How to make OAuth API Restful

I refer many document for trying making api Restful like below:
GET /user
POST /user
GET /user/123
PUT /user/123
DELETE /uesr/123
But Backend uses OAuth2 token to retrieve user id, it means that Server will know 123 after get token.
I thought it's not a great idea to put token directly in the id place:
GET /user/aweakleknf11123232sadwanawndajkdnamdal
Is any better practice to the restful OAuth2 API?
While designing RESTful api don't think too much about how your url look, rather it is just representation of your resources.
And moreover it is not good idea to expose domain model of your project if your api is public.
If you have gone through Facebook api design you can see that they refer user as
/me?method=GET&format=json&access_token=...
They have abstracted the domain and just sharing self descriptive representation.

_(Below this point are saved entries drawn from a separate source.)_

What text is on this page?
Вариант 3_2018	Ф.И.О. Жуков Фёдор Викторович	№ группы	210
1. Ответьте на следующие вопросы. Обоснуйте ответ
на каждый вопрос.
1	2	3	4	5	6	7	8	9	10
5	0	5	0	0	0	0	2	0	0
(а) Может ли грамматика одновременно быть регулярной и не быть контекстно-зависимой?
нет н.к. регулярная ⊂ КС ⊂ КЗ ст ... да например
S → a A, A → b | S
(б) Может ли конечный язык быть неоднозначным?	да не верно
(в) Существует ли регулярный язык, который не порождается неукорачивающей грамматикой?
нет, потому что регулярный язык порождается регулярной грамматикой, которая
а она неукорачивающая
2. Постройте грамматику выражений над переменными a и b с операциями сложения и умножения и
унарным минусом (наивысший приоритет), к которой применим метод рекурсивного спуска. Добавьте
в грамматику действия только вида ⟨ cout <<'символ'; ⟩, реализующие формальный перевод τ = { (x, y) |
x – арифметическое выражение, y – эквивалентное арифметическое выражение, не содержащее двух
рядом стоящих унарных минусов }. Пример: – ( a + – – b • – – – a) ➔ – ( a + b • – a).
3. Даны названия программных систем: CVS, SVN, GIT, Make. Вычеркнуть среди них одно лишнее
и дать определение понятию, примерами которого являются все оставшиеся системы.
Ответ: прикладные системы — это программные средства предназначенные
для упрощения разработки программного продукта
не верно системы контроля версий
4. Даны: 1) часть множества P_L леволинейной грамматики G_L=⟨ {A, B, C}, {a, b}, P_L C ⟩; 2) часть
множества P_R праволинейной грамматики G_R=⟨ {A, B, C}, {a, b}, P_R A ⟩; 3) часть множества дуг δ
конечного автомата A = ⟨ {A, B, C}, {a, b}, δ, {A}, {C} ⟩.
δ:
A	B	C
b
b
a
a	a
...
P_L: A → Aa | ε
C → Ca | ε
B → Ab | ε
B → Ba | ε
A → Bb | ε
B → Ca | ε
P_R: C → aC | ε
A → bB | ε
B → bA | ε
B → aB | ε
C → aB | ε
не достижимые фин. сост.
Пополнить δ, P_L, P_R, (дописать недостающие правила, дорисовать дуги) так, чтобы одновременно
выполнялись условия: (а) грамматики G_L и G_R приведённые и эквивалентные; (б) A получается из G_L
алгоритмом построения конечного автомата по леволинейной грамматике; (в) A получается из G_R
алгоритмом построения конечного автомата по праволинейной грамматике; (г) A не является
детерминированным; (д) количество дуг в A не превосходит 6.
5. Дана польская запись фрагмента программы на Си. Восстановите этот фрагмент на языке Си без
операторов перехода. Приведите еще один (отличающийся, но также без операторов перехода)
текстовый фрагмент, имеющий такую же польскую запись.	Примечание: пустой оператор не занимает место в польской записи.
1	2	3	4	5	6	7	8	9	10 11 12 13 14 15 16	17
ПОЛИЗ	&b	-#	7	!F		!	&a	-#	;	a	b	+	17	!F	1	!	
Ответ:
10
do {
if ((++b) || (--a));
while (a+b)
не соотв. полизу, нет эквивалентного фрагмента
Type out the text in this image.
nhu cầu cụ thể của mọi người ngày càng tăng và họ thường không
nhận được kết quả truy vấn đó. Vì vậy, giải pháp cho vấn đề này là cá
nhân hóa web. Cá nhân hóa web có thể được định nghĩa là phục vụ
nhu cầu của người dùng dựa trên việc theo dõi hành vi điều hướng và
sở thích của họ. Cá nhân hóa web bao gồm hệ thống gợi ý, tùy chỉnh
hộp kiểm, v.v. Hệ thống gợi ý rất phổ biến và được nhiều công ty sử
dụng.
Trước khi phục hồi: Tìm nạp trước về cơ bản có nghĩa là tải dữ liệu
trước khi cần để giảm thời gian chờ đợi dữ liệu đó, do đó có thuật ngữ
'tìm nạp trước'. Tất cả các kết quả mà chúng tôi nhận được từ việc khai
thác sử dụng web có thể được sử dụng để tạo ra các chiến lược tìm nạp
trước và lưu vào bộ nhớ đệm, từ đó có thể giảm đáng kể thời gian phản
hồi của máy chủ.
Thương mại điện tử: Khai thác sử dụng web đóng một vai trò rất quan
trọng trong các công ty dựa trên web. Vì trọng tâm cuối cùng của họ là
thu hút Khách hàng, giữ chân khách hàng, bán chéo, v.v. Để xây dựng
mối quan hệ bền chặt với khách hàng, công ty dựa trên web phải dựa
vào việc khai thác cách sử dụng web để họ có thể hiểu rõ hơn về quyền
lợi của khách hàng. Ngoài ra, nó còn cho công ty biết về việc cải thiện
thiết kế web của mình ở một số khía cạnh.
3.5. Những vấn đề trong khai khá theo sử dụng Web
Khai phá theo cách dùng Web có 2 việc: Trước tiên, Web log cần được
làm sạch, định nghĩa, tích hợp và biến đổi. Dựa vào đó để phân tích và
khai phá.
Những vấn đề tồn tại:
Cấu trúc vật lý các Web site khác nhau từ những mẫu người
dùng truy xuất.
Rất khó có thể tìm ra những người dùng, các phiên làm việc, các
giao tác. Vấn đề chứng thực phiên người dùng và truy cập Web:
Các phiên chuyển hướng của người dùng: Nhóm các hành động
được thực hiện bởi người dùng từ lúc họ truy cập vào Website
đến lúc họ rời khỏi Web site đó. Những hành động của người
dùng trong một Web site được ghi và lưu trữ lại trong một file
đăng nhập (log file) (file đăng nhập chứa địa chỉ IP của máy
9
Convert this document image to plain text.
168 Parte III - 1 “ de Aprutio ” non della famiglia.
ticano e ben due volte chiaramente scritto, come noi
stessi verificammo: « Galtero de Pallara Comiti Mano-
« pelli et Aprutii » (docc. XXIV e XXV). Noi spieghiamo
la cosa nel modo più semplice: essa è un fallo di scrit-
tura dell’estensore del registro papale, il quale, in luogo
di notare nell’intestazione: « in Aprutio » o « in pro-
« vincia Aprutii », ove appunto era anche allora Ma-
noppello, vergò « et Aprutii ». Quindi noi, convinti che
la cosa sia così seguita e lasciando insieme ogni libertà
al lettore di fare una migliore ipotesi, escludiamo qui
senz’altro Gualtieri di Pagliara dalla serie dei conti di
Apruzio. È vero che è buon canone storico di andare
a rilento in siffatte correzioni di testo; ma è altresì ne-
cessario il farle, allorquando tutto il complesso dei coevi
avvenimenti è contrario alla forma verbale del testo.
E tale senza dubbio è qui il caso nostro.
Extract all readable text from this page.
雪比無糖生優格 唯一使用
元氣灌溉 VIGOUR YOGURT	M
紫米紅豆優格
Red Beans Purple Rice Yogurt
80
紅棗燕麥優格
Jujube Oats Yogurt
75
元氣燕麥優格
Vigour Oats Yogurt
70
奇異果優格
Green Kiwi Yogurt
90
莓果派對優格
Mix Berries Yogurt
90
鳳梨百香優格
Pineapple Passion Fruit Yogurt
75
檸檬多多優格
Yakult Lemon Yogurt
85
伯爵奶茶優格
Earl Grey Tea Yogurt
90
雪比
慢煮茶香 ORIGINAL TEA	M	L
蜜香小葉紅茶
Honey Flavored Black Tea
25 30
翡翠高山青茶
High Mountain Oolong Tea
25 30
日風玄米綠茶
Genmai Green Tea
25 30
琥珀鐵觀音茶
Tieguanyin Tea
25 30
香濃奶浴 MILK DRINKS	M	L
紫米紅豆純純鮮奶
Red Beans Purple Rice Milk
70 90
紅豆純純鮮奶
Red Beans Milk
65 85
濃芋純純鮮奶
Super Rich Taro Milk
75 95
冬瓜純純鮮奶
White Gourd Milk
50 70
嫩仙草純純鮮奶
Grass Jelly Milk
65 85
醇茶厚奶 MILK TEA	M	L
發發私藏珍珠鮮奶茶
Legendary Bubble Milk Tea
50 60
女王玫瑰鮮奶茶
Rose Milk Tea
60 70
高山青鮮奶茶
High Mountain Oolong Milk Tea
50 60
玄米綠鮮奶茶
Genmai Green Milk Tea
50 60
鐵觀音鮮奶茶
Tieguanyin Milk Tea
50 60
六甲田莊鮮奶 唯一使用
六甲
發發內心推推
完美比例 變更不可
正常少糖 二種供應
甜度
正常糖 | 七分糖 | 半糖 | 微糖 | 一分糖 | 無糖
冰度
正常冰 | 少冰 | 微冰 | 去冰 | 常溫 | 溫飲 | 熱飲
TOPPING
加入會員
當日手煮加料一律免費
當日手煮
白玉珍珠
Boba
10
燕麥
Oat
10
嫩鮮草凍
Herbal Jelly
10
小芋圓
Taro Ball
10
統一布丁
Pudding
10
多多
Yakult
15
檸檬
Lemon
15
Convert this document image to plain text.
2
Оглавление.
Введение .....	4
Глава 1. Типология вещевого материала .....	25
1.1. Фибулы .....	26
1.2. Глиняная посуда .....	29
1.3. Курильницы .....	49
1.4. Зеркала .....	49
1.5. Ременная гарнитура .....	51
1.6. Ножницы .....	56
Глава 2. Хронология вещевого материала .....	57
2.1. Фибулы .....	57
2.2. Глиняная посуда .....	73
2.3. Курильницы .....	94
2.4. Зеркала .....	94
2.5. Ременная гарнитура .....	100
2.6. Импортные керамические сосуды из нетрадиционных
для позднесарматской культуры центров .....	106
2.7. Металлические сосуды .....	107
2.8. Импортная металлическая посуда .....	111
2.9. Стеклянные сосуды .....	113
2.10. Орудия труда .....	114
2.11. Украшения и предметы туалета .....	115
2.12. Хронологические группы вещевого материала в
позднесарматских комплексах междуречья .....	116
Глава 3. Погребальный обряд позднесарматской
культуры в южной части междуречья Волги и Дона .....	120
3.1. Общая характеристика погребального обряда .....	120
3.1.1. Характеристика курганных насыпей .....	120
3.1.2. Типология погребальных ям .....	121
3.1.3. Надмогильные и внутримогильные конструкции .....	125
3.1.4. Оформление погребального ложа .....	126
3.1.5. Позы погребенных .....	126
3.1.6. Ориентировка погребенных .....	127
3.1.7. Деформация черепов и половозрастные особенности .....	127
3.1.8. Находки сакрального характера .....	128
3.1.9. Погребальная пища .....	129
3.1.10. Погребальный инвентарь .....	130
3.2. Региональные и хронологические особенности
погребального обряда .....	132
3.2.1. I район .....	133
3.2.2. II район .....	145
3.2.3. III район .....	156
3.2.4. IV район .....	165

Client Facing REST API Authentication

I have seen many different posts regarding different solutions for authenticating a RESTful API and I have some questions, given this current scenario.
I've built a REST API that will allow clients of my software service (we are a B2B company) to access resources programmatically. Now that I've got the API working properly, I'd like to secure it in the most standardized way possible. I need to allow access to certain resources based on the caller of the API. That is to say, not all users of the API can access all resources.
I have URLS available in the following formats:
https://mydomain/api/students
https://mydomain/api/students/s123
https://mydomain/api/students/s123/classes
https://mydomain/api/students/s123/classes/c456
So far I've come up with these possible solutions:
Provide a unique key to each client that they can use to ultimately generate an encrypted token that will be passed as a GET parameter at the end of each REST call to (re)-authenticate every single request. Is this approach too expensive
https://mydomain.com/api/students/s123?token=abc123
Provide a value in the HTTP Authorization Header as seen here. Is this almost the same as #1? (Except I can't paste a URL into the browser) Do people use these headers anymore?
Use OAuth 2 (which I'm still a bit unclear on). Does OAuth 2 actually authenticate the client as a logged in user? And doesn't that go against the spirit of a REST API being stateless? I was hoping OAuth was the proper solution for me (since it's a public standard), but after reading up on it a little bit, I'm not so sure. Is it overkill and/or improper for REST API calls?
My goal is to provide an API that will not have to be changed for each client that wants to consume the API, but rather that I can provide a standard documentation made available to all of our clients.
I'll be happy to post additional details if I've been unclear.
There are 2 type of clients you probably want to prepare your API:
trusted clients - Which are written by you. They can have the username and password of the actual user, and they can send that data to your server with every request, possibly in a HTTP auth header. All you need is an encrypted connection by them.
3rd party clients - Which are written by some random developer. You can register them in your service and add a unique API key to each of them. After that if an user wants to use their services, you have to show her a prompt in which she can allow access to the 3rd party client. After that the 3rd party client will be assigned to the user's account with the given permissions and it will get an user specific access token. So when the client sends its API key and the user specific token along with the request, then it sends the requests in the name of the user.
OAuth can help you to control the second situation.
Your URLs do not have a meaning to the clients. By REST you have to decouple the clients from the URL structure by sending links annotated with semantics (e.g. link relations). So your documentation does not have to contain anything about the URL structure (maybe it can be useful for server side debug, but nothing more). You have to talk about different types of links. By generating these links on server side, you can check the permissions of the actual user (or 3rd party client) and skip the links which she does not have permission to follow.